Many individuals define themselves as e-mini traders. In truth, though, when you trade e-mini contracts you are actually a derivative trader. The massive market failure that transpired from late 2007 through 2009 is widely blamed upon poorly structured derivatives. The futures markets were not usually blamed for the market collapse, but another derivative called a credit default swap and a number of poorly structured forward contracts exacerbated the downward trajectory of the market as Investment Banks were unable to fund the derivatives they had written in this category. Many of the largest Investment Banks were instantly bankrupted due to their inability to cover the massive losses on CMO’s as the housing market tanked and they had to make good on the mortgages that were covered by the credit default losses. As you are probably well aware, they failed miserably in their responsibility in this respect and required massive infusions of cash from the government to stay viable.
What is a derivative?
A derivative is a financial instrument that derives its value from an underlying asset. That is pretty easy to understand. For example, the value of an ES contract is valued based upon the price of the cash market S&P index. There is a multitude of derivative contracts out there and to understand the universe of these contracts could easily take a lengthy book to explain. We will stick with the basics.

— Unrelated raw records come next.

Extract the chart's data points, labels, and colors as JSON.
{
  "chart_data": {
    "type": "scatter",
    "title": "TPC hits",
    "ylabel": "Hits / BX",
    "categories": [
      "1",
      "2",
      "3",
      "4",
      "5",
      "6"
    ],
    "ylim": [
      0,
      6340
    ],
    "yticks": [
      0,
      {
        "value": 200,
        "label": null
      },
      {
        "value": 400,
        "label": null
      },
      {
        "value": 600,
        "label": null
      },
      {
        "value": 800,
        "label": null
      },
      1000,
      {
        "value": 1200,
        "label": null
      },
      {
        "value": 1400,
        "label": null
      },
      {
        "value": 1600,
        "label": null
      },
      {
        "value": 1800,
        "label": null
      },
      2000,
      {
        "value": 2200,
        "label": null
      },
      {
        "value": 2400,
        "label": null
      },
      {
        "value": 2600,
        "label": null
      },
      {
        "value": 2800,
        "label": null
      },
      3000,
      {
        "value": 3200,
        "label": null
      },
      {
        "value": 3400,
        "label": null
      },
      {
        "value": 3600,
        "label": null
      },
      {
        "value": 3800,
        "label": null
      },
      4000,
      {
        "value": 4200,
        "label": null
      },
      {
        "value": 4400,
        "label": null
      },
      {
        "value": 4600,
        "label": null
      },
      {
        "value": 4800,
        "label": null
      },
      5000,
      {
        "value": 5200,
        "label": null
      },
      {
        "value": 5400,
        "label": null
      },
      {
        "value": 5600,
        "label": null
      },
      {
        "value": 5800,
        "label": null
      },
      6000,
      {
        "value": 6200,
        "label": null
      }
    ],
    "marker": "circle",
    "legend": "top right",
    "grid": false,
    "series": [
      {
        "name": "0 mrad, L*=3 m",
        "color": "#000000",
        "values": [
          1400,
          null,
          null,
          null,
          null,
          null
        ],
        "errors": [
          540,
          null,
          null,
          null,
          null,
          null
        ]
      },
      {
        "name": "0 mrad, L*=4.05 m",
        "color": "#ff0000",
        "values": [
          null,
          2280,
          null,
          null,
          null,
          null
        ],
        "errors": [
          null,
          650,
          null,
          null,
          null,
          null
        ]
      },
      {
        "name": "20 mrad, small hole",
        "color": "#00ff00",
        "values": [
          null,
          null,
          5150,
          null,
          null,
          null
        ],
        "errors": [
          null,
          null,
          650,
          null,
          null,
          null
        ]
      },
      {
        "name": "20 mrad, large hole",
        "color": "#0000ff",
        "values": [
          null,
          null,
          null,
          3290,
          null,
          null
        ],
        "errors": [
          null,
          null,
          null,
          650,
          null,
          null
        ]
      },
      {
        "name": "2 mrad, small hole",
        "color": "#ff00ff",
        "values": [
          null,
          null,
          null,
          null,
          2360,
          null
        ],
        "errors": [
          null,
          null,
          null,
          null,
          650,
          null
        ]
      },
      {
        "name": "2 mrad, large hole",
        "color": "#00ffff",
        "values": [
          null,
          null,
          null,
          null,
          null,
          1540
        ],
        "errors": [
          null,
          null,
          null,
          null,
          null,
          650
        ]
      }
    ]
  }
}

Institutional traders are the largest consumer of these products and they generally utilize them to hedge against loss in a cash position they hold. This is called hedging. On the other hand, smaller day traders usually fall under the category of speculative derivative traders. Speculative traders generally try to buy or sell these contracts at a price where they believe the market will move up or down and realize a profit or loss by short-term trades to take advantage of the volatile nature of these instruments.
How do derivatives work?
These contracts are traded in a zero-sum setting. For every trader that purchases an e-mini contract, there is a party who is willing to sell at the same price. The primary concept to understand here is that for every winner there is a corresponding losing trader. This is the basic trading model to understand when trading futures. There are no unmatched trades like buying and selling on the NYSE. It is not unusual to see a major market move stall because the supply of either buyers or sellers dries up and the futures market comes, at least temporarily, to a screeching halt. There are derivatives on just about every commodity that you can imagine from corn to weather futures. (that particular future still baffles me)
What is the risk in futures?
There are several risks involved in trading derivative contracts, which as I said prior includes futures contracts. Volatility is the primary concern for small traders as futures contracts are highly leveraged and without proper money management you can blow a wad of cash before you can say “boo.” Further, the problem in the financial meltdown that started in 2007 was counter-party risk. If you buy a futures contract you have to have reasonable assurance that the seller can hold up his end of the bargain. This is called counterparty risk and was the crux of the problems in the last market crash; the investment banks had insufficient reserves to cover the commitments they made via credit default swaps and forward contracts.
In summary, derivatives are used to hedge and speculate. They provide needed liquidity in financial markets but that must be counterbalanced with the above average risk associated with them. They are a blast to trade, but careful preparation is needed to trade derivates successfully. As always, best of luck in your trading.